BORIS Johnson will face a vote on whether he misled parliament over partygate tomorrow after apologising to MPs for the saga.

Yesterday evening, Johnson offered a “wholehearted apology” to the House of Commons after being issued with a fixed-penalty notice for attending a birthday gathering in Downing Street in breach of his own Covid laws.

Now, following a cross-party effort from the SNP, Labour and LibDems, Speaker Lindsay Hoyle has given the go-ahead for MPs to debate and vote on whether the Prime Minister misled parliament in previous statements about rule-breaking in Number 10 – during which he argued Covid guidance had been followed at all times. 

Labour are understood to be wording the motion to make the vote about whether to refer Johnson to the Committee of Privileges, which examines issues relating to contempt of parliament. The committee has the power to summon reports and documents.

It means that MPs could ask to see the full version of Sue Gray’s inquiry into lockdown gatherings, and any photographic evidence that exists.

Tomorrow’s debate and vote will also likely see Tory MPs whipped to support the PM – leaving the Scottish Tories, who often trade on a perception of distance from Johnson, with a choice of either visibly endorsing his actions or otherwise.

Johnson is not expected to be in the UK for the debate, as he is scheduled to make a trip to India tomorrow.

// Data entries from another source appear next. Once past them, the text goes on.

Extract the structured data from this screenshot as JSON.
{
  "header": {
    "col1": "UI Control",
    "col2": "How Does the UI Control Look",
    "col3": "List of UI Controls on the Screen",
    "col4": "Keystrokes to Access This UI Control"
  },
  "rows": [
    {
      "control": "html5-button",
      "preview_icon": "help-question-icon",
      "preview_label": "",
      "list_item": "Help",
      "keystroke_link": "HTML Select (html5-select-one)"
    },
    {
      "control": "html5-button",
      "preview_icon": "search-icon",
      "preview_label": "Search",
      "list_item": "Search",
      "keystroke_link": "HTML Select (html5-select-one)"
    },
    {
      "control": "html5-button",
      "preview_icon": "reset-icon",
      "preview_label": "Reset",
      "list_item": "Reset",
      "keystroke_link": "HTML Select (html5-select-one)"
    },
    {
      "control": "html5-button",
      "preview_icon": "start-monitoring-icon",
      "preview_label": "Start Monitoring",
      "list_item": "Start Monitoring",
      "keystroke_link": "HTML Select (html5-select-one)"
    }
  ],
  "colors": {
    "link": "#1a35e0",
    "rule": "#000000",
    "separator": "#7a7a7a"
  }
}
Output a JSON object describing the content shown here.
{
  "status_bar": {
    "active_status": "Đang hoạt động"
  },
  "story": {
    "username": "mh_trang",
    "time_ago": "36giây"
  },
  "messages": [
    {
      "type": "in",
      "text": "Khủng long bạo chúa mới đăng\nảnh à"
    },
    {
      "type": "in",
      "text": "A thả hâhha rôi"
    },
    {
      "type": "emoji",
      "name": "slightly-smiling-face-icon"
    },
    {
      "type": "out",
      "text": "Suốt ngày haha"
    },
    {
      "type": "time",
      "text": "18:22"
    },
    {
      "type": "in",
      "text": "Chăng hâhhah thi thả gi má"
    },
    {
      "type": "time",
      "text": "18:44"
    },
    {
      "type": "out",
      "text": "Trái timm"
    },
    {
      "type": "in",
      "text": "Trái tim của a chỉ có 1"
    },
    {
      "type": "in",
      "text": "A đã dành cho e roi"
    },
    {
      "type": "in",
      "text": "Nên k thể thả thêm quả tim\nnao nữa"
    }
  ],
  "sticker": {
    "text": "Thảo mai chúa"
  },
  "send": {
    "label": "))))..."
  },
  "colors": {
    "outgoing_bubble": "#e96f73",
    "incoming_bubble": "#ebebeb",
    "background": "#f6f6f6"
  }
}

During his short statement to the House yesterday evening, the Prime Minister said sorry for breaking the rules but insisted he did not do so intentionally.

“Let me also say, not by way of mitigation or excuse, but purely because it explains my previous words in this House, that it did not occur to me then or subsequently that a gathering in the Cabinet Room just before a vital meeting on Covid strategy could amount to a breach of the rules,” he told MPs.

“I repeat that was my mistake and I apologise for it unreservedly.”

READ MORE: Boris Johnson to push ahead with India trip despite vote on ‘lying’ about partygate

Shortly after, Johnson invoked the tragedy of the coronavirus and the war in Ukraine in an effort to present himself as too important to be removed from office.

Shouts of “resign” could be heard in the Commons.

SNP Westminster leader Ian Blackford said the parties the Prime Minister had denied happening were “the very same parties that the police have now fined the Prime Minister for attending”.

He said the public knew the Prime Minister was only apologising for one reason which is “because he has been caught”.

“After months of denials, his excuses have finally run out of road and so must his time in office,” Blackford said.


“The Prime Minister has broken the very laws he wrote. To try and argue that he did not know he had broken his own laws would be laughable if it wasn’t so serious.”

The MP went on: “Not just a law breaker, a serial offender. If he has any decency, any dignity, he would not just apologise, he would resign.”

Labour leader Sir Keir Starmer also offered his condemnation of Johnson, telling the House that the public “don’t believe a word the Prime Minister says”.

He referenced Cabinet minister Brandon Lewis earlier drawing a comparison between Johnson’s partygate fine and a speeding ticket.

Starmer said: “No-one has ever broken down in tears because they couldn’t drive faster than 20 miles an hour outside a school. Don’t insult the public with this nonsense.”

In Starmer’s attack on Johnson’s apology, Scottish Tory chief Douglas Ross also found himself caught in the crossfire. Ross was singled out by the Labour leader as he called out the Prime Minister for “ruining” the careers of those close to him.

“Good ministers forced to walk away from public service. The Chancellor’s career up in flames, and the leader of the Scottish Conservatives rendered pathetic,” he said, referring to Ross withdrawing his call for Johnson to resign last month and continued defence of the Prime Minister.

Despite anger on the opposition benches following Johnson’s apology, there was little upset from Tory backbenchers. Just one Conservative MP, Mark Harper, called for the Prime Minister’s resignation.

The former Tory chief whip, who has been a prominent critic of Johnson and served in Theresa May’s government, said the Tory leader was “no longer worthy” to lead  the government.

He has sent a letter to Graham Brady, the chairman of the 1922 Committee, which regulates when the Tory party can hold a no-confidence vote in its leader.  

In his letter, he accused Johnson of breaking the ministerial code and of being “no longer able to deliver the principled leadership required to take our country forward”.  At least 17 Tory MPs have called for Johnson to go. At the last count there were around 20 letters sent to the 1922 Committee, but 54 are needed to trigger a no-confidence vote.